Thanks guys Help me put this topic to rest.:cool


----------



## jpalamar (Jul 22, 2008)

I changed my fluids at about 45k miles. Used RP Syncromesh in the trans and MaxGear in the diff. It was fine. Didn't feel any better or worse then the OEM stuff. The diff fluid didn't last too long before my clunk came back so I swaped again but used the cheap crap from AutoZone that had FM in it... it was fine for 10k miles before I sold the car. I personally don't think it really matters unless you doing tons of track days. I won't spend $20 a qt on fluids ever again though.

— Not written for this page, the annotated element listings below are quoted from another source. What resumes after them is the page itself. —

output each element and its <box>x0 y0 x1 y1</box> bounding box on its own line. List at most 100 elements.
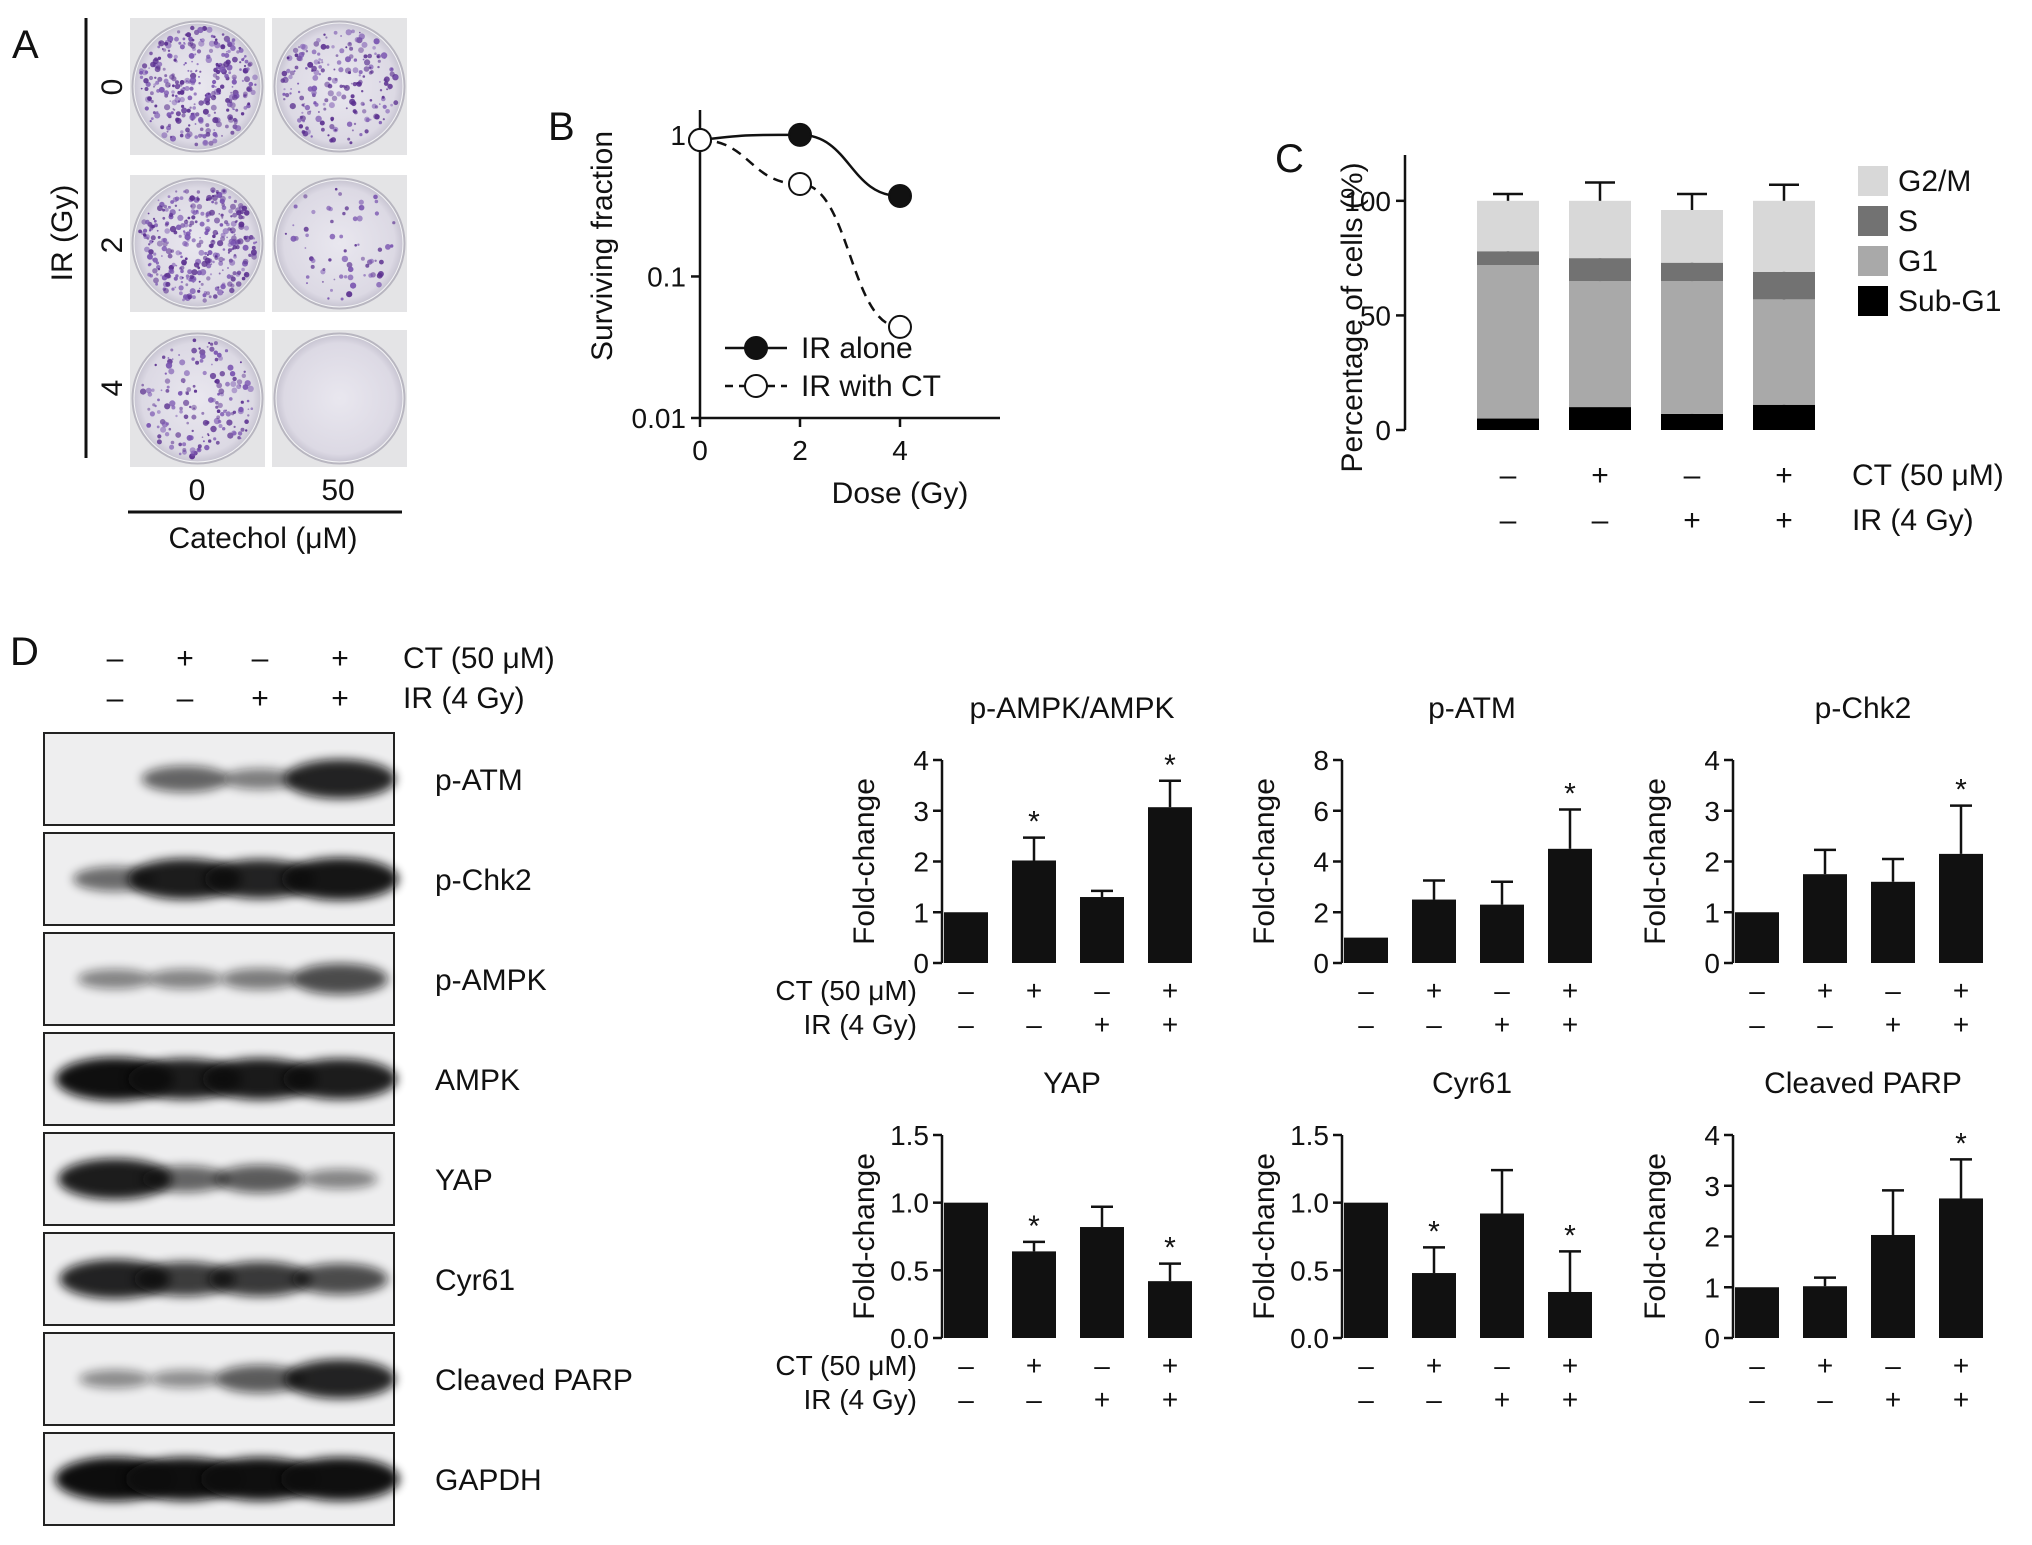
colony <box>321 59 323 61</box>
colony <box>164 403 171 410</box>
colony <box>324 98 329 103</box>
stack-segment <box>1661 281 1723 414</box>
colony <box>215 405 219 409</box>
condition-sign: + <box>1494 1384 1510 1415</box>
colony <box>242 93 248 99</box>
condition-label: CT (50 μM) <box>775 975 917 1006</box>
condition-sign: – <box>1749 1009 1765 1040</box>
colony <box>213 341 218 346</box>
colony <box>286 56 290 60</box>
colony <box>357 243 360 246</box>
colony <box>228 238 235 245</box>
quant-y-tick-label: 4 <box>1704 745 1720 776</box>
colony <box>382 104 387 109</box>
condition-sign: – <box>1358 1384 1374 1415</box>
condition-sign: – <box>1426 1384 1442 1415</box>
colony <box>171 405 176 410</box>
significance-star: * <box>1564 1219 1576 1252</box>
colony <box>374 259 377 262</box>
colony <box>163 90 169 96</box>
colony <box>178 442 182 447</box>
significance-star: * <box>1955 1127 1967 1160</box>
colony <box>294 53 299 57</box>
colony <box>247 385 254 392</box>
bar <box>944 1202 988 1338</box>
condition-sign: + <box>1953 975 1969 1006</box>
colony <box>379 89 383 92</box>
colony <box>199 359 204 363</box>
colony <box>218 388 225 395</box>
condition-sign: – <box>958 975 974 1006</box>
colony <box>182 442 187 447</box>
colony <box>147 407 151 411</box>
colony <box>154 66 161 73</box>
colony <box>358 199 364 205</box>
colony <box>214 86 217 88</box>
colony <box>233 233 236 236</box>
colony <box>330 116 335 121</box>
colony <box>195 350 198 353</box>
condition-sign: + <box>1162 975 1178 1006</box>
legend-swatch <box>1858 206 1888 236</box>
colony <box>339 48 345 54</box>
colony <box>247 102 251 106</box>
colony <box>183 42 186 44</box>
colony <box>390 244 394 248</box>
colony <box>214 378 220 384</box>
bar <box>1480 904 1524 963</box>
colony <box>164 273 168 278</box>
colony <box>179 133 184 138</box>
colony <box>230 381 237 387</box>
condition-sign: – <box>1094 975 1110 1006</box>
colony <box>204 444 210 451</box>
colony <box>227 248 232 253</box>
colony <box>340 297 344 301</box>
western-condition-label: IR (4 Gy) <box>403 682 525 715</box>
colony <box>330 219 334 224</box>
colony <box>305 50 309 53</box>
colony <box>186 238 190 242</box>
colony <box>199 353 206 360</box>
quant-chart-D1: p-AMPK/AMPKFold-change01234––*+––+*++CT … <box>775 692 1192 1040</box>
blot-band <box>141 1165 229 1193</box>
colony <box>178 209 181 212</box>
colony <box>170 249 174 253</box>
colony <box>290 88 292 90</box>
colony <box>226 39 231 44</box>
colony <box>310 264 315 269</box>
colony <box>231 430 237 436</box>
colony <box>218 92 221 95</box>
panel-c-y-tick-label: 0 <box>1375 415 1391 446</box>
colony <box>181 259 187 266</box>
colony <box>184 33 188 37</box>
colony <box>194 135 198 139</box>
colony <box>211 84 215 89</box>
colony <box>167 49 171 52</box>
blot-label: Cyr61 <box>435 1264 515 1297</box>
colony <box>206 291 210 296</box>
colony <box>327 76 332 81</box>
colony <box>205 123 210 128</box>
colony <box>217 392 221 396</box>
colony <box>226 419 233 426</box>
colony <box>207 113 211 117</box>
bar <box>1480 1213 1524 1338</box>
colony <box>198 280 201 283</box>
colony <box>238 406 244 413</box>
colony <box>311 65 317 72</box>
colony <box>338 192 342 196</box>
condition-sign: – <box>1684 459 1701 492</box>
colony <box>187 69 190 72</box>
colony <box>183 86 186 90</box>
colony <box>238 48 244 53</box>
colony <box>189 274 195 280</box>
colony <box>155 273 159 276</box>
colony <box>210 239 216 245</box>
colony <box>184 86 190 91</box>
colony <box>175 190 178 193</box>
colony <box>206 420 210 425</box>
colony <box>191 38 195 42</box>
colony <box>229 228 233 231</box>
panel-b-x-tick-label: 2 <box>792 435 808 466</box>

Amsoil is probally the best though.


----------



## frtaylor9 (Mar 19, 2012)

jpalamar said:


> I changed my fluids at about 45k miles. Used RP Syncromesh in the trans and MaxGear in the diff. It was fine. Didn't feel any better or worse then the OEM stuff. The diff fluid didn't last too long before my clunk came back so I swaped again but used the cheap crap from AutoZone that had FM in it... it was fine for 10k miles before I sold the car. I personally don't think it really matters unless you doing tons of track days. I won't spend $20 a qt on fluids ever again though.
> 
> Amsoil is probally the best though.


Thanks dude..at least I got some input, I appreciate your time...I'll remember not to drop too much cash on fluids when I get some as long as it meets GM specs I'm good. I think I'm gonna roll with Lucas ATF in the tranny, as I have read some good reviews on from other goat owners. about 7-8 bucks a quart...

Thanks again bro.


----------